I'm getting data files from Kafka that are in XML or AVRO formats. Each message is being wrapped with double quotes (ex. "..."). I want to use NiFi to remove the double quotes surrounding the contents.
I cannot use ReplaceText processor to remove all the double quotes because some of the tags use double quotes in their attributes.
I'm trying to use the ExtractText processor, but from my understanding the output of the regex will be put into an attribute and not replace the FlowFile contents. Also, I'm not sure what to write for the regex because I would need to use the content length to remove the first and last characters.
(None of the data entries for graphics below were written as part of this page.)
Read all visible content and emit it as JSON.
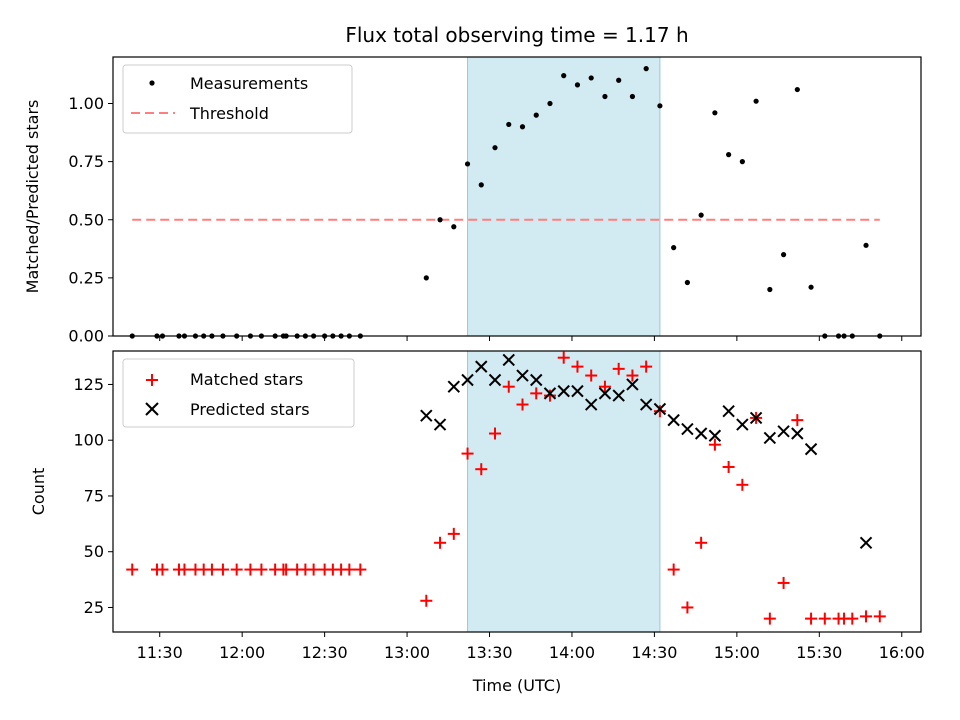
{
  "colors": {
    "shade": "#add8e6",
    "threshold": "#ff7f7f",
    "measure": "#000000",
    "matched": "#ff0000",
    "predicted": "#000000"
  },
  "chart_data": [
    {
      "type": "scatter",
      "title": "Flux total observing time = 1.17 h",
      "xlabel": "",
      "ylabel": "Matched/Predicted stars",
      "xlim": [
        "11:13",
        "16:07"
      ],
      "ylim": [
        0,
        1.2
      ],
      "yticks": [
        0,
        0.25,
        0.5,
        0.75,
        1.0
      ],
      "ytick_labels": [
        "0.00",
        "0.25",
        "0.50",
        "0.75",
        "1.00"
      ],
      "grid": false,
      "legend_location": "upper left",
      "shaded_region": {
        "start": "13:22",
        "end": "14:32"
      },
      "series": [
        {
          "name": "Measurements",
          "marker": "dot",
          "x": [
            "11:20",
            "11:29",
            "11:31",
            "11:37",
            "11:39",
            "11:43",
            "11:46",
            "11:49",
            "11:53",
            "11:58",
            "12:03",
            "12:07",
            "12:12",
            "12:15",
            "12:16",
            "12:20",
            "12:23",
            "12:26",
            "12:30",
            "12:33",
            "12:36",
            "12:39",
            "12:43",
            "13:07",
            "13:12",
            "13:17",
            "13:22",
            "13:27",
            "13:32",
            "13:37",
            "13:42",
            "13:47",
            "13:52",
            "13:57",
            "14:02",
            "14:07",
            "14:12",
            "14:17",
            "14:22",
            "14:27",
            "14:32",
            "14:37",
            "14:42",
            "14:47",
            "14:52",
            "14:57",
            "15:02",
            "15:07",
            "15:12",
            "15:17",
            "15:22",
            "15:27",
            "15:32",
            "15:37",
            "15:39",
            "15:42",
            "15:47",
            "15:52"
          ],
          "y": [
            0.0,
            0.0,
            0.0,
            0.0,
            0.0,
            0.0,
            0.0,
            0.0,
            0.0,
            0.0,
            0.0,
            0.0,
            0.0,
            0.0,
            0.0,
            0.0,
            0.0,
            0.0,
            0.0,
            0.0,
            0.0,
            0.0,
            0.0,
            0.25,
            0.5,
            0.47,
            0.74,
            0.65,
            0.81,
            0.91,
            0.9,
            0.95,
            1.0,
            1.12,
            1.08,
            1.11,
            1.03,
            1.1,
            1.03,
            1.15,
            0.99,
            0.38,
            0.23,
            0.52,
            0.96,
            0.78,
            0.75,
            1.01,
            0.2,
            0.35,
            1.06,
            0.21,
            0.0,
            0.0,
            0.0,
            0.0,
            0.39,
            0.0
          ]
        },
        {
          "name": "Threshold",
          "line": "dashed",
          "x": [
            "11:20",
            "15:52"
          ],
          "y": [
            0.5,
            0.5
          ]
        }
      ]
    },
    {
      "type": "scatter",
      "title": "",
      "xlabel": "Time (UTC)",
      "ylabel": "Count",
      "xlim": [
        "11:13",
        "16:07"
      ],
      "ylim": [
        14,
        140
      ],
      "yticks": [
        25,
        50,
        75,
        100,
        125
      ],
      "ytick_labels": [
        "25",
        "50",
        "75",
        "100",
        "125"
      ],
      "xticks": [
        "11:30",
        "12:00",
        "12:30",
        "13:00",
        "13:30",
        "14:00",
        "14:30",
        "15:00",
        "15:30",
        "16:00"
      ],
      "xtick_labels": [
        "11:30",
        "12:00",
        "12:30",
        "13:00",
        "13:30",
        "14:00",
        "14:30",
        "15:00",
        "15:30",
        "16:00"
      ],
      "grid": false,
      "legend_location": "upper left",
      "shaded_region": {
        "start": "13:22",
        "end": "14:32"
      },
      "series": [
        {
          "name": "Matched stars",
          "marker": "plus",
          "x": [
            "11:20",
            "11:29",
            "11:31",
            "11:37",
            "11:39",
            "11:43",
            "11:46",
            "11:49",
            "11:53",
            "11:58",
            "12:03",
            "12:07",
            "12:12",
            "12:15",
            "12:16",
            "12:20",
            "12:23",
            "12:26",
            "12:30",
            "12:33",
            "12:36",
            "12:39",
            "12:43",
            "13:07",
            "13:12",
            "13:17",
            "13:22",
            "13:27",
            "13:32",
            "13:37",
            "13:42",
            "13:47",
            "13:52",
            "13:57",
            "14:02",
            "14:07",
            "14:12",
            "14:17",
            "14:22",
            "14:27",
            "14:32",
            "14:37",
            "14:42",
            "14:47",
            "14:52",
            "14:57",
            "15:02",
            "15:07",
            "15:12",
            "15:17",
            "15:22",
            "15:27",
            "15:32",
            "15:37",
            "15:39",
            "15:42",
            "15:47",
            "15:52"
          ],
          "y": [
            42,
            42,
            42,
            42,
            42,
            42,
            42,
            42,
            42,
            42,
            42,
            42,
            42,
            42,
            42,
            42,
            42,
            42,
            42,
            42,
            42,
            42,
            42,
            28,
            54,
            58,
            94,
            87,
            103,
            124,
            116,
            121,
            120,
            137,
            133,
            129,
            124,
            132,
            129,
            133,
            113,
            42,
            25,
            54,
            98,
            88,
            80,
            110,
            20,
            36,
            109,
            20,
            20,
            20,
            20,
            20,
            21,
            21
          ]
        },
        {
          "name": "Predicted stars",
          "marker": "x",
          "x": [
            "13:07",
            "13:12",
            "13:17",
            "13:22",
            "13:27",
            "13:32",
            "13:37",
            "13:42",
            "13:47",
            "13:52",
            "13:57",
            "14:02",
            "14:07",
            "14:12",
            "14:17",
            "14:22",
            "14:27",
            "14:32",
            "14:37",
            "14:42",
            "14:47",
            "14:52",
            "14:57",
            "15:02",
            "15:07",
            "15:12",
            "15:17",
            "15:22",
            "15:27",
            "15:47"
          ],
          "y": [
            111,
            107,
            124,
            127,
            133,
            127,
            136,
            129,
            127,
            121,
            122,
            122,
            116,
            121,
            120,
            125,
            116,
            114,
            109,
            105,
            103,
            102,
            113,
            107,
            110,
            101,
            104,
            103,
            96,
            54
          ]
        }
      ]
    }
  ]
}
Also, I cannot use the tag names in the regex because I need to do the same with other contents as well.
Here's an example of how the XML file is setup with the surrounding double quotes and some of the tags using attributes with double quotes.
"<?xml version="1.0" encoding="UTF-8" standalone="yes"?><t1:Foo1><t2:Foo2 reportIndicator="...">...</t2:Foo2></t1:Foo1>"
I expect to use a ConsumeKafka_0_10 processor (working fine) outputting the FlowFile with the xml that has surrounding double quotes contents to another processor (ExtractText?) outputting a FlowFile with the xml without surrounding double quotes contents to a PutFile processor (working fine).
Open to other suggestions as well! I was also thinking about adding a processor to execute some code if that could edit the file. Seems messy though.